Ahhh…., Central Talkies! What nostalgic memories are conjured up with the very mention of the name! The Central Talkies had played quite a big part in my youth. Those days, being unmarried as yet, I lived with my brothers, sisters, sister-in- law and of course my widowed mother, in a house in the Malleswaram area of Bangalore, quite close to the Central Talkies.
The Talkies (the name ‘movie theatre’ hadn’t yet come into usage) itself was a long, long way off from the posh multiplexes we see these days in the malls.
It was located near the huge textile factory, The Maharaja Mills and catered mostly to the factory hands. The hall, a permanent structure with tin sheeted roof, was spacious and smelly. There were rows of wooden benches, backless ones for the lower class and ‘backed’ ones for upper classes. The ceiling fans, few and far between hardly sufficed to keep the air circulated and ward off the mosquitoes. There were cheap loud speakers, 4 on each side dispensing tinny music. The ads on the screen used to be hand bills held in front of the projector, sometimes upside down. I don’t think there was any restriction on the audience smoking inside the hall, beedies mostly. What fun is in watching films if there are no snacks? No posh tubs of pop corn here. The licensed vendor would circulate in the hall selling roasted peanuts in pods. The audience had no compunction about disposing off the shells on the floor right near their feet. The acoustics of the talkies was of such a quality that those who were standing outside could follow the whole sound track..
We preferred to visit Central Talkies mostly because of its vicinity. We could easily walk the distance. There was no hassle of advance booking. All we had to do was send one of my brothers to be there when the ticket counter opened to purchase the tickets. Our visits would be mostly to night shows, called second shows- between 9.30pm and 1.00 am.
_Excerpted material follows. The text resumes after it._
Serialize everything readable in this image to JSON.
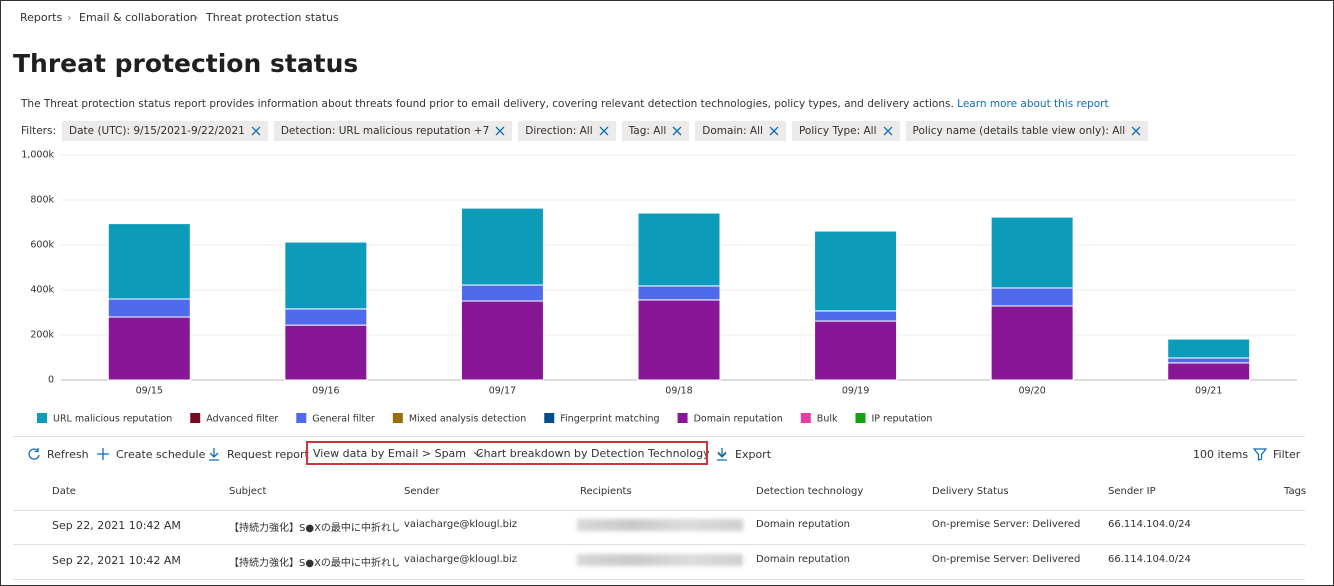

It was fun going in a group of 8 or 10. The quality of the picture was hardly of any concern.
Once my elder sister was in convalescence, after her appendectomy. We took her to watch the movie as she could lie down on the bench and watch it.
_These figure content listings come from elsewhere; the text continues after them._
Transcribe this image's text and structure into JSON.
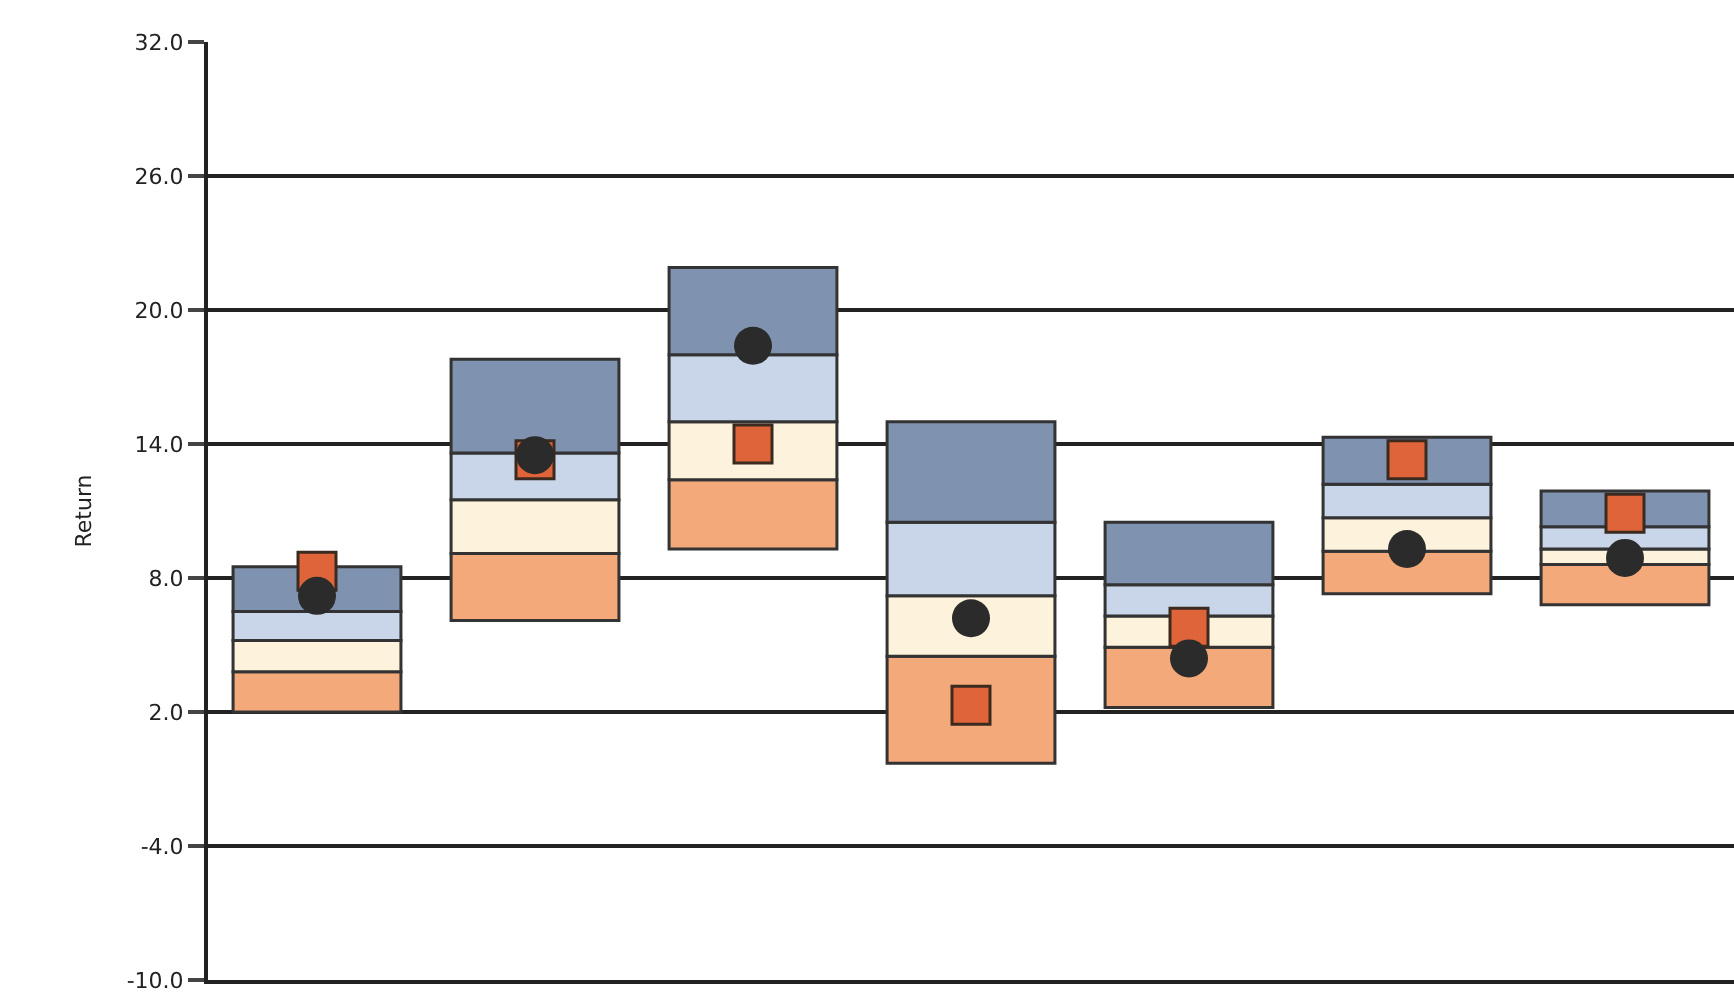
{
  "chart_data": {
    "type": "bar",
    "ylabel": "Return",
    "categories": [
      null,
      null,
      null,
      null,
      null,
      null,
      null
    ],
    "series": [
      {
        "color": "#f4a97a",
        "base": [
          2.0,
          6.1,
          9.3,
          -0.3,
          2.2,
          7.3,
          6.8
        ],
        "values": [
          1.8,
          3.0,
          3.1,
          4.8,
          2.7,
          1.9,
          1.8
        ]
      },
      {
        "color": "#fdf3dc",
        "base": [
          3.8,
          9.1,
          12.4,
          4.5,
          4.9,
          9.2,
          8.6
        ],
        "values": [
          1.4,
          2.4,
          2.6,
          2.7,
          1.4,
          1.5,
          0.7
        ]
      },
      {
        "color": "#c9d5e8",
        "base": [
          5.2,
          11.5,
          15.0,
          7.2,
          6.3,
          10.7,
          9.3
        ],
        "values": [
          1.3,
          2.1,
          3.0,
          3.3,
          1.4,
          1.5,
          1.0
        ]
      },
      {
        "color": "#7f93b0",
        "base": [
          6.5,
          13.6,
          18.0,
          10.5,
          7.7,
          12.2,
          10.3
        ],
        "values": [
          2.0,
          4.2,
          3.9,
          4.5,
          2.8,
          2.1,
          1.6
        ]
      },
      {
        "type": "scatter",
        "marker": "square",
        "color": "#e0643a",
        "values": [
          8.3,
          13.3,
          14.0,
          2.3,
          5.8,
          13.3,
          10.9
        ]
      },
      {
        "type": "scatter",
        "marker": "circle",
        "color": "#2b2b2b",
        "values": [
          7.2,
          13.5,
          18.4,
          6.2,
          4.4,
          9.3,
          8.9
        ]
      }
    ],
    "ylim": [
      -10,
      32
    ],
    "yticks": [
      {
        "value": -10,
        "label": "-10.0"
      },
      {
        "value": -4,
        "label": "-4.0"
      },
      {
        "value": 2,
        "label": "2.0"
      },
      {
        "value": 8,
        "label": "8.0"
      },
      {
        "value": 14,
        "label": "14.0"
      },
      {
        "value": 20,
        "label": "20.0"
      },
      {
        "value": 26,
        "label": "26.0"
      },
      {
        "value": 32,
        "label": "32.0"
      }
    ],
    "grid": "y",
    "tick_labels": "y"
  }
}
We got to see quite a few hit movies though, with icons like Bhanumathi, N.T.Rama Rao, and the evergreen Tamil actors of the day. The music in the films used to be based mostly on classic ragas with million and one songs. The dances would be semi classical. The pictures would run leisurely for 3-3 ½ hours, with everyone given ample time to display their talent, including the famous comedian couple of the day.
The audience showed absolutely no inhibition in expressing their emotions. The noise level in the auditorium was purely dictated by what was being depicted on the screen—whistling, hooting, clapping, guffawing, loud crying and sometimes even tense silence as the hero and the villain displayed their sword fighting skill, one always standing at a higher level than the other, be it a slope or a staircase (The potential difference was duly maintained !). Sometimes the hero would even fight from air hanging from a chandelier
(a la Rudolf Valentino), or with the frightened heroine clasped in his left arm.
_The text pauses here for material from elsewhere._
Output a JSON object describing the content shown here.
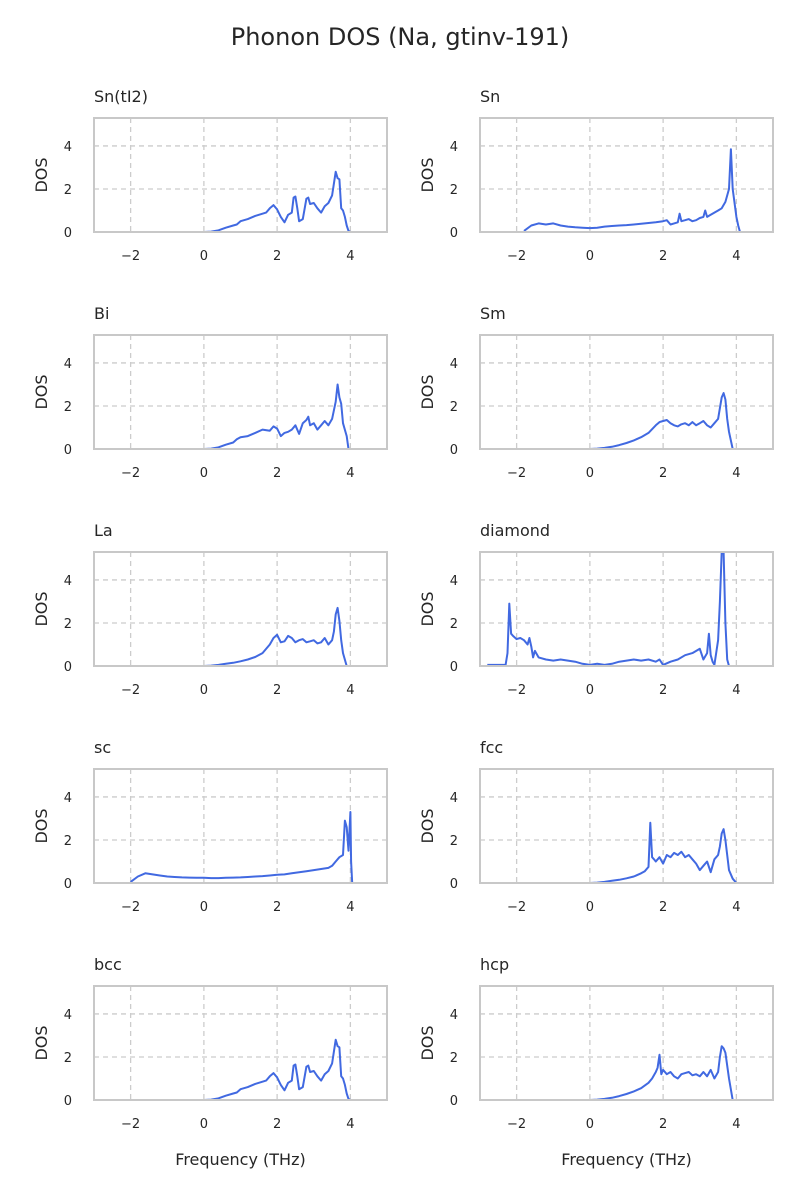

Once, one of the movies had an extremely melodramatic story with the heroine undergoing unlimited travails. The simple woman sitting next to us was shedding copious tears and sniffing noisily throughout. After the first half was over, the interval was announced and the lights came on mercifully. Travails or no travails, a mother’s duty would not be forgotten. Bathed in the bathos, the woman managed to control herself just enough to tell her son in a choked, woe- laden voice , “ ucchhe hoyid baro maga”(Go and relieve yourself, Son) and went back to her sniffing.
The talkies being what it was, I do not know whether it had the mandatory urinal or not. Even if it were there, I very much doubt whether the boy, why even the majority of the male audience, used it. What are the wide open side roads for, after all?!
Well, even with all this, we did manage to see quite a few movies in the Central Talkies. But, later, like all of us, the talkies also underwent quite a few changes, apparently for the better and finally gave way to a posh shopping complex. The mill area itself metamorphosed into one of the biggest malls. I do not know what happened to our fellow audience. They must have risen in the party cadres and ruling the country.
Whatever it is, my heart cannot help missing a beat every time we pass that way for ‘namma (our) Central Talkies’ with its wooden benches and cheap,noisy speakers.